Iraq represents no greater threat to the U.S. than it did 5 years ago. It has 
no weapons of mass destruction that it did not already have 5 years ago, it is 
supporting no significant terrorist activity that it was not supporting 5 years 
ago. This is not to deny that Saddam Hussein is a bad person with some power who 
wishes ill of the U.S. But this was all true 5 years ago when everyone agrees we 
had no compelling reason to go to war.

So what has changed? The Bush administration has been saying for 9 months now 
that it will produce evidence that Iraq is not just an enemy, but an immediate 
threat. To date, no such evidence has been forthcoming. Why? Because the evidence 
doesn't exist.

Now, I don't want to portray the French and Russians as the good guys. Under current 
arrangements they are doing a modest but healthy oil trade business with Iraq, all of 
it just barely within the letter of agreed UN sanctions. They don't want that 
balance of trade to be upset, and so they'll argue to the bitter end against 
anything that changes the status quo. But the fact that they have selfish motives 
doesn't make them wrong.

Few nations have expressed support for a U.S.-backed war, and those that have 
are either being strong-armed by the Bush administration (Pakistan), or bravely
going against the overwhelming popular opinion within the country (England). The
Arab world, in particular, would respond with understandable outrage; not the
smartest diplomatic move we could make in a post-9/11 world.

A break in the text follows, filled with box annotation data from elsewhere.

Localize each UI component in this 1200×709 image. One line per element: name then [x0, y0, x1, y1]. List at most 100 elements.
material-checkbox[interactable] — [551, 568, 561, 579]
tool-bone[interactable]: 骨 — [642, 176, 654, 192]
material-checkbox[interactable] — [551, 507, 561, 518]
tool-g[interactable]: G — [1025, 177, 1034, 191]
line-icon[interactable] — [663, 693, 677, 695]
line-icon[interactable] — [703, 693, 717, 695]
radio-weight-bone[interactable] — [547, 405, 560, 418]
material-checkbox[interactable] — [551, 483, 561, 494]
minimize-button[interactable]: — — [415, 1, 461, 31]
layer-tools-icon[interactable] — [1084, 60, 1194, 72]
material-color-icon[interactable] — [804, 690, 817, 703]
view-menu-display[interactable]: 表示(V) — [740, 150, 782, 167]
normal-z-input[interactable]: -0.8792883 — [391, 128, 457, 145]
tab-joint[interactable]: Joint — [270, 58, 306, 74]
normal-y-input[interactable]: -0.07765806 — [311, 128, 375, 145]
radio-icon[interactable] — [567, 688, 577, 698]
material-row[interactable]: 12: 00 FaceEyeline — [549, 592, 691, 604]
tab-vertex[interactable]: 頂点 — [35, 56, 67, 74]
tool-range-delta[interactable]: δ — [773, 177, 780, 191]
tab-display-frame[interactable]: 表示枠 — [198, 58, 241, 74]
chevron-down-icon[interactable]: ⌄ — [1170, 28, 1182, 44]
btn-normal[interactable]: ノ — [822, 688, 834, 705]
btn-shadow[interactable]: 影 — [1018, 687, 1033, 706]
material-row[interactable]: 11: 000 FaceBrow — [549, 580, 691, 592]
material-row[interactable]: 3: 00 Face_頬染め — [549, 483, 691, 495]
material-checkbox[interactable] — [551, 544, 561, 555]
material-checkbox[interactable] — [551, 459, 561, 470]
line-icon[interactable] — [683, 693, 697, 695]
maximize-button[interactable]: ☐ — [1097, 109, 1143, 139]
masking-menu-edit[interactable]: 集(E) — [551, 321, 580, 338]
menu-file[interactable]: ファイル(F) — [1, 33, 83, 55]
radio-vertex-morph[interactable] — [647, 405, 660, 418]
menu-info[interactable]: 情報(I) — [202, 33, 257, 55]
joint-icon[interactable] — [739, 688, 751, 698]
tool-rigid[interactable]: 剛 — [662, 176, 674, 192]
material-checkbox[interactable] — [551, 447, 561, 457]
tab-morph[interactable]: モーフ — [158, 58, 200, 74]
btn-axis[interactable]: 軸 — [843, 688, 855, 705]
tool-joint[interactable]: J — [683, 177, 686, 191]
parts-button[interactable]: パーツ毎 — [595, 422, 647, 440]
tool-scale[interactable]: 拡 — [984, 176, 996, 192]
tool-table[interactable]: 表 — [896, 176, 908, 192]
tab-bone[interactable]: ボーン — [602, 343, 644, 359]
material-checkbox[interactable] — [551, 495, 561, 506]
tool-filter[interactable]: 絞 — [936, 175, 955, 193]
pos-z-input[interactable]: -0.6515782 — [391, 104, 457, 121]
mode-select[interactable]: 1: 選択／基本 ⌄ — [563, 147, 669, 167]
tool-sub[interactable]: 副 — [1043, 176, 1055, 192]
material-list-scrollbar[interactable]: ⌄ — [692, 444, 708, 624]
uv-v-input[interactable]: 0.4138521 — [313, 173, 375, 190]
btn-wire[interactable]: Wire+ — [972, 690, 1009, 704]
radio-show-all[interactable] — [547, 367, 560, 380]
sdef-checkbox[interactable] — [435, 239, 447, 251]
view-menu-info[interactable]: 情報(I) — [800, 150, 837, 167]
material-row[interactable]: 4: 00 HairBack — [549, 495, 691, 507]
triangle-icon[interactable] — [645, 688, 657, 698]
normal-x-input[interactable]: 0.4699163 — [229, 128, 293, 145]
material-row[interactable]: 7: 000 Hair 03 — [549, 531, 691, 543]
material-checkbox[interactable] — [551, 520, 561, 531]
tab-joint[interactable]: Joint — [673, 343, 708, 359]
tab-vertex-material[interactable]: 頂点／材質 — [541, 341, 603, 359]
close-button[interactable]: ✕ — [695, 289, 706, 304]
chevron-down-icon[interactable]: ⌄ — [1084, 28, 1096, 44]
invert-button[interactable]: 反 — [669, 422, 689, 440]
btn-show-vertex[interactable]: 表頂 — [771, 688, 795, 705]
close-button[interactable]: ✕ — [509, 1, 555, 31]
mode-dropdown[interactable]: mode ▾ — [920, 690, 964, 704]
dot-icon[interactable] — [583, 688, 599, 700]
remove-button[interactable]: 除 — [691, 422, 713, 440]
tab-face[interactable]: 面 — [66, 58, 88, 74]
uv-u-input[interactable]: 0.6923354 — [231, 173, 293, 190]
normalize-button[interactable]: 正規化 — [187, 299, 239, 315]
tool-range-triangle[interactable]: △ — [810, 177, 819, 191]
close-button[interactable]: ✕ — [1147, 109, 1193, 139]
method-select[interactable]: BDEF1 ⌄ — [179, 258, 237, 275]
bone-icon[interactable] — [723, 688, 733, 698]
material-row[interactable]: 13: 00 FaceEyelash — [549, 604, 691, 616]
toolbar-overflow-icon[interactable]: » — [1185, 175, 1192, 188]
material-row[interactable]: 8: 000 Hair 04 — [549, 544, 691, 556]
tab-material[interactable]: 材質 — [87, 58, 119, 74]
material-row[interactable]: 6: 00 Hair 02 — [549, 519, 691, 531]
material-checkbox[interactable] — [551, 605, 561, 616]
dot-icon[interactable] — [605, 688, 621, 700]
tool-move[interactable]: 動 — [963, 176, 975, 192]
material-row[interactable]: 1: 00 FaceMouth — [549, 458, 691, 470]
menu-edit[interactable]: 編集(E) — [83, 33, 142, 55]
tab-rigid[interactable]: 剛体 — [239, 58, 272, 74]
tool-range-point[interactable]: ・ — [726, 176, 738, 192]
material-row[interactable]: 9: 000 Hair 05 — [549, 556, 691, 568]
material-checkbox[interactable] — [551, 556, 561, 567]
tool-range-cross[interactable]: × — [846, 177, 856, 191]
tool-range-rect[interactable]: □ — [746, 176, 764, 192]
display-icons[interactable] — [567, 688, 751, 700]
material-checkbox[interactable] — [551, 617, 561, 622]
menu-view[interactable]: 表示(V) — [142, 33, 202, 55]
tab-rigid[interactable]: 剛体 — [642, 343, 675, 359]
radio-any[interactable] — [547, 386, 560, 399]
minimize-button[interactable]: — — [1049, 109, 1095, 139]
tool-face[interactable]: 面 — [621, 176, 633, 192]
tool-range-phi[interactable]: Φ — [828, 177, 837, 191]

Should we have a vigorous inspection regime? Of course. And the Bush administration
has done a good thing in getting inspections back on track. But there are so 
many shades of grey between "no inspections" and "total war". Inspections could
be more aggressive, could even be backed by military force: "shut down and 
dismantle this installation now, or we'll have bombers here to do it for you". 
That kind of thing. We haven't tried any of those more assertive steps yet. To
jump straight to war would be ludicrous.

What's baffling is the motivation of the Bush administration. We don't -- and
shouldn't -- want democracy in Iraq. A democratic Iraq might elect
a fundamentalist theocratic leadership to replace the current secular regime.
We don't want that. A democratic Iraq would almost surely face a serious 
separatist movement from the Kurds, and we don't want that either. 
This isn't about the war on terror either. Connections between Iraq and Al
Qaida are tenuous at best. Remember, Iraq is a secular regime, which is 
anathema to Al Qaida's fundamentalist philosophy. This isn't about protecting
the region from Iraqi aggression either. There has been 0 threat of that for
years, and nothing's changed.

So what is Bush's motivation? That's the 60 billion dollar question. Without
an answer to that, it's impossible to see how war might make sense. As for
any justification officially provided so far? I'm not buying it.